Jane acumulava insultos e desprezos naquela casa, vivendo isolada, recebendo castigos, sendo espancada por seu primo, aguentando a indiferença de suas primas, a aversão de sua tia, o trauma do quarto vermelho (que era o quarto do seu tio falecido onde Jane era trancada sozinha quando fazia algo que desagradava a Senhora Reed). Tudo isso fez com que Jane parasse para refletir o motivo de todo o sofrimento e injustiça que lhe eram causadas:

[...] Por que vivia eu sempre sofrendo, sempre de cabeça partida, sempre acusada, condenada sempre? Por que não conseguia agradar? Qual a razão daquela incapacidade de alcançar as boas graças de alguém? Elisa, que era teimosa e egoísta, merecia respeito. Georgina, de gênio mau, acre, irritada, capciosa e insolente, desfrutava de um perdão universal. [...] John, também não refreado, e muito menos repreendido: torcia o pescoço dos pombos, matava os pintinhos [...] — Injustiça! — clamava o meu raciocínio, tangido no agoniado impulso de um precoce poder de análise. [...] (BRONTË, [s.d.], pp. 14-15).

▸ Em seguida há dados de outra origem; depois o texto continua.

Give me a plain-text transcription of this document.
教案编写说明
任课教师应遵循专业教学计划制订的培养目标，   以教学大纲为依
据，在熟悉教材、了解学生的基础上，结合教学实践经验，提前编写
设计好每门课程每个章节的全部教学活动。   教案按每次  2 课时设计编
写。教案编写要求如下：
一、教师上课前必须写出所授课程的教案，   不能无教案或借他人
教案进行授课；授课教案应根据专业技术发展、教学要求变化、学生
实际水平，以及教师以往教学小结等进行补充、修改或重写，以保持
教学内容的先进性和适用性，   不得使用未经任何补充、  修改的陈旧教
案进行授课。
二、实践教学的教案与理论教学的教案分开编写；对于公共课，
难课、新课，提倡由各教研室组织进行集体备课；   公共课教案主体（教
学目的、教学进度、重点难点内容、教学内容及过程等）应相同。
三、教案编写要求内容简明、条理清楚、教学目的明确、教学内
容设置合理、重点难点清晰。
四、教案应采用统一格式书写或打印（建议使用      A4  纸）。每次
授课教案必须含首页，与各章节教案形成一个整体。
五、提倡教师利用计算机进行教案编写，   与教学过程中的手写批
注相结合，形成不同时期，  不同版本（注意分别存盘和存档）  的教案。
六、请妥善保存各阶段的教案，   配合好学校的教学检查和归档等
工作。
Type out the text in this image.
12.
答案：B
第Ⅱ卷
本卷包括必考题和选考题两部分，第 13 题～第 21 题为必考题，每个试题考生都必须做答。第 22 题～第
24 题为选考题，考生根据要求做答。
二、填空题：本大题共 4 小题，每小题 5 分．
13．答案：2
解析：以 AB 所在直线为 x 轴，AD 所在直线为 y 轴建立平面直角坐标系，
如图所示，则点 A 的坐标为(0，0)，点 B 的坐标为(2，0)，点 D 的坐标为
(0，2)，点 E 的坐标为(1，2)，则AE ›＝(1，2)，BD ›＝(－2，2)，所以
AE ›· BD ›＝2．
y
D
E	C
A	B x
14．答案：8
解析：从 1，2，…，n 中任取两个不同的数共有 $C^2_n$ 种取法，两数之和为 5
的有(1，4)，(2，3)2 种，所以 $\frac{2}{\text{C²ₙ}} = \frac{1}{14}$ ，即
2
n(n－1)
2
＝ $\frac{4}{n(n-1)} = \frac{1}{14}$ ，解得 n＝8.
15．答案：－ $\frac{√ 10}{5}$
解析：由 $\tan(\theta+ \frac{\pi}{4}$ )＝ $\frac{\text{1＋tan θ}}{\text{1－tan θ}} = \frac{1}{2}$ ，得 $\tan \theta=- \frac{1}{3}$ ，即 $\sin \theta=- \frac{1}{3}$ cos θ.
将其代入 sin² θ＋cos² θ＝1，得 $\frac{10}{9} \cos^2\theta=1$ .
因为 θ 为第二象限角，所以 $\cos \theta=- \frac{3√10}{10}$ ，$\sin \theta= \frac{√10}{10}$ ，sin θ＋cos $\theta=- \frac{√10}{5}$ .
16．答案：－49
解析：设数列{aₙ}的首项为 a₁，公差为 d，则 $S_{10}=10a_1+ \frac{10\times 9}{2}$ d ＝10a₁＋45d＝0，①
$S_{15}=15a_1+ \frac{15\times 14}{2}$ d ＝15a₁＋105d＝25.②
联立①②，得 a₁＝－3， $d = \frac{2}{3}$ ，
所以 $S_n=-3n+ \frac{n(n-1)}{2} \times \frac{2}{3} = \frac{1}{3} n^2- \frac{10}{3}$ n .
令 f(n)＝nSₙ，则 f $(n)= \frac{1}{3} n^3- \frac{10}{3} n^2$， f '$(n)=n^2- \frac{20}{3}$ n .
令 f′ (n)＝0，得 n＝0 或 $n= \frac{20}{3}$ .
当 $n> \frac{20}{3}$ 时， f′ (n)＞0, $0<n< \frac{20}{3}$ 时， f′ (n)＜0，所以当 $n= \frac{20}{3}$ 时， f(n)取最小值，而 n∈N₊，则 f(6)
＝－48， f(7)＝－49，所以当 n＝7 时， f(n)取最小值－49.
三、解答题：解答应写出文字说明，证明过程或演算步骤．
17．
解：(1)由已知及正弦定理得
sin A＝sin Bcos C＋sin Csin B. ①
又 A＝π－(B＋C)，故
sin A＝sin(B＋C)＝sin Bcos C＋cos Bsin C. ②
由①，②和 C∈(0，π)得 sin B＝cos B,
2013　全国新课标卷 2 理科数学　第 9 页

Neste momento podemos ver que Jane, apesar de ainda ser muito jovem, consegue questionar o seu lugar e seu valor no mundo, pois ela sente-se injustiçada em relação a tudo o que faziam para ela naquela casa. O fato de Jane fazer esses questionamentos mostra que sua atitude é incomum às mulheres de sua época, ainda mais mulheres tão jovens, pois ela não se deixa reprimir, mas busca uma explicação para tudo aquilo. Com isso, por um momento, Jane enfrenta sua tia e mostra pela primeira vez voz ativa, sentindo o sabor da vingança, marcando uma libertação emocional:

— [...] Sinto-me satisfeita por não ser sua parenta. Enquanto for viva nunca mais chamarei você de tia. Quando crescer, não a visitarei nunca. [...]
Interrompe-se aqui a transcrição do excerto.